KUALA LUMPUR, Oct 16 — A visit to the Commonwealth Forest Eco Park is like stepping into a deep jungle surrounded by natural wonders.
This hidden gem tucked away in Rawang, near here, is actually just about 30 kilometres from the capital city or less than an hour’s drive via several routes including the Kuala Lumpur-Kuala Selangor Highway or Latar Expressway.
The lush forest setting filled with the sounds of birds chirping in the distance, which is part of the Kanching Forest Reserve, is certainly a welcome respite from the hustle and bustle of city living.
According to Hulu Selangor District forest officer Zulkurnain Zakaria, this recreational area launched in 1993 which is able to accommodate up to 400 individuals at one time, has been a popular picnic spot and campsite for family outings.
“The area is family-friendly as the plunge pools at the foot of the waterfalls as well as the rivers are shallow (knee and ankle length) and due to the absence of strong currents, parents need not worry as these are safe play areas,” he told Bernama.
He said to enlighten visitors on the peculiarities of the forest, they would be exposed to over 10 plant species found in the 300-hectare park, which hopefully could instill a love for nature, especially among the young.

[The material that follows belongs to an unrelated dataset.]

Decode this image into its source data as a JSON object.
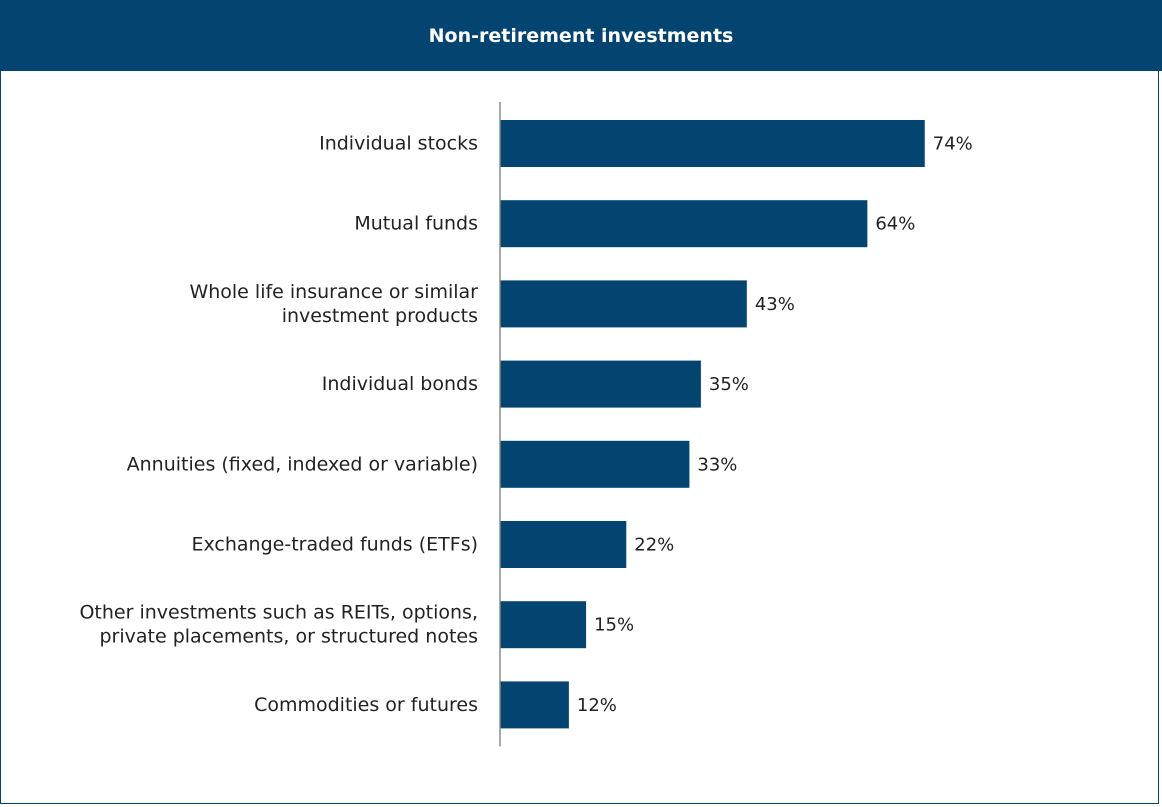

Zulkurnain said among them is the Hopea subalata Symington, locally known as Merawan Kanching which is categorised as an endangered specie and could only be found in Kanching Forest Reserve.
“We also plan to plant exotic and unusual fruit trees now rarely grown such as tampoi, macang, keladan and bangkong as conservation efforts to ensure that they do not go extinct so that the future generation could still enjoy them,” he said.
This recreational site is also equipped with facilities such as surau, toilets, hall and rest huts he said, adding that accommodation were also provided with chalet rental as low as RM50 and campsite rental at RM10 a day.
Zulkurnain also reminded that it is everyone’s responsibility to maintain the cleanliness of the natural surroundings and visitors must ensure that they do not litter, leave their garbage or damage the plants and to stay safe while carrying out their recreational activities.
He said to ensure public safety, trees are currently being pruned and maintenance work is in progress at the park which was temporarily closed to the public since May this year following the Movement Control Order and decision to ban recreational activities in public spaces and open recreation areas.
The park is expected to open to visitors again by the middle of next month but only those who have been fully vaccinated would be allowed with strict adherence to the standard operating procedures (SOP) set by the National Security Council.